Lower/upper split – You train all lower body muscles on one day and all upper body muscles on another.

Muscle group splitting – You train a specific muscle group in each workout and never consecutively (i.e. pull muscles, push muscles, abs and shoulder, legs)

These basically go up in complexity and timing. Whole body training works well if you can only get into the gym 1-3 times per week and if you have a little bit longer to train on those days. One of the problems is that you usually don’t get to all the muscles and smaller muscles tend not to get trained. This is best for people looking to get into good overall shape and not training for anything specifically.

Upper/lower splits are the next level up. This is also good for people whole can only make it to the gym 2 – 4 times per week, but you should be going at least twice in order to hit both upper and lower at least once a week. This allows you to do more than one exercise for each muscle and work them a little harder, or to shorten your workouts a bit if you don’t have the time. Smaller muscle groups are less likely to be left out in this type of schedule.

The muscle grouping split is what I use and is what I started my boyfriend on which unfortunately led him to focus on certain glory muscles. I train with this schedule:

Monday – shoulders and abs + cardio

Tuesday – legs (heavy and slow)

Wednesday – cardio (longer session but light)

Thursday – Push muscles (chest and triceps) and abs +cardio

Friday – Legs (bodyweight and plyometrics)

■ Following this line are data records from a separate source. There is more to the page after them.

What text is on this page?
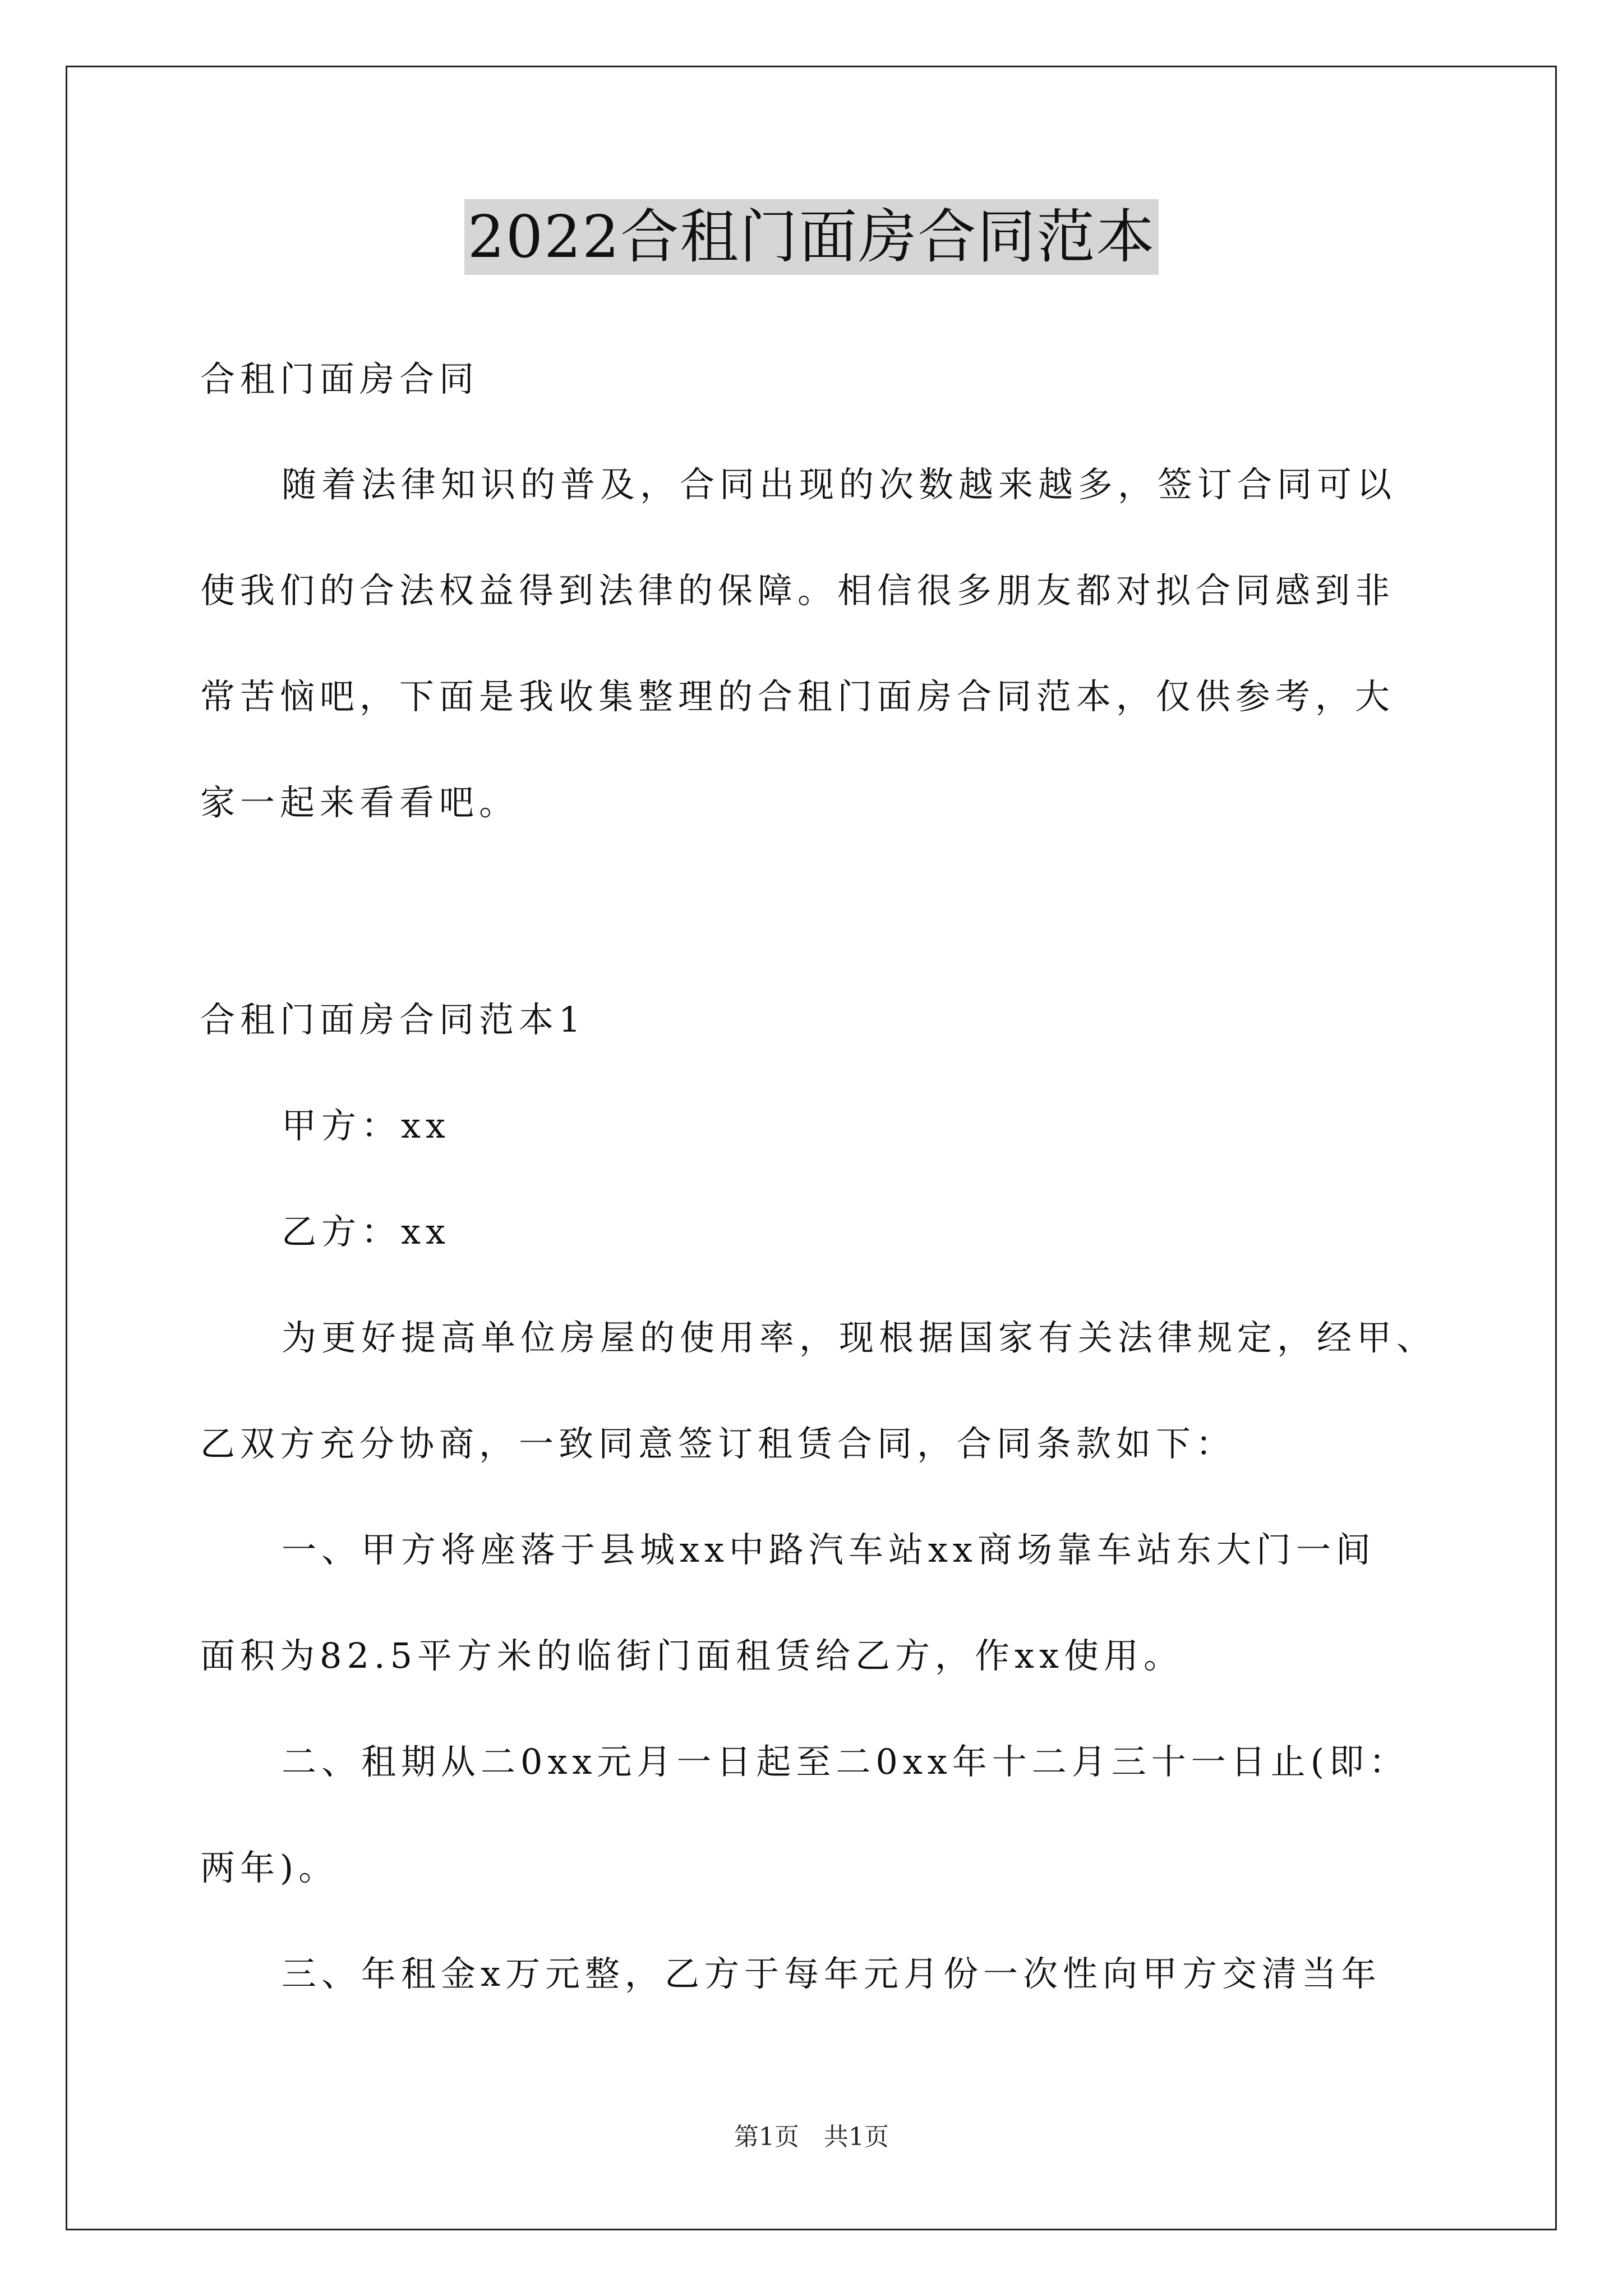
2022合租门面房合同范本
合租门面房合同
随着法律知识的普及，合同出现的次数越来越多，签订合同可以
使我们的合法权益得到法律的保障。相信很多朋友都对拟合同感到非
常苦恼吧，下面是我收集整理的合租门面房合同范本，仅供参考，大
家一起来看看吧。
合租门面房合同范本1
甲方：xx
乙方：xx
为更好提高单位房屋的使用率，现根据国家有关法律规定，经甲、
乙双方充分协商，一致同意签订租赁合同，合同条款如下：
一、甲方将座落于县城xx中路汽车站xx商场靠车站东大门一间
面积为82.5平方米的临街门面租赁给乙方，作xx使用。
二、租期从二0xx元月一日起至二0xx年十二月三十一日止(即：
两年)。
三、年租金x万元整，乙方于每年元月份一次性向甲方交清当年
第1页　共1页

Saturday or Sunday – Pull muscles (back and biceps) + cardio

I hit legs twice with different methods because I want to make sure that I am giving them as much attention as my upper body; my lower body tends to develop slower. This schedule allows me to really focus on the different angles of muscles and make sure that all aspects of the muscle group are worked in different ways so I look balanced and proportionate. It also allows me the flexibility to work a muscle group more or less if I feel like it is not developing proportionately. It’s a great method, but is time-consuming and is more geared towards higher levels of weight training. So if you are limited for time just do either whole body or lower/upper split.

If you are looking for a program to start you out bodybuilding.com has some really great options.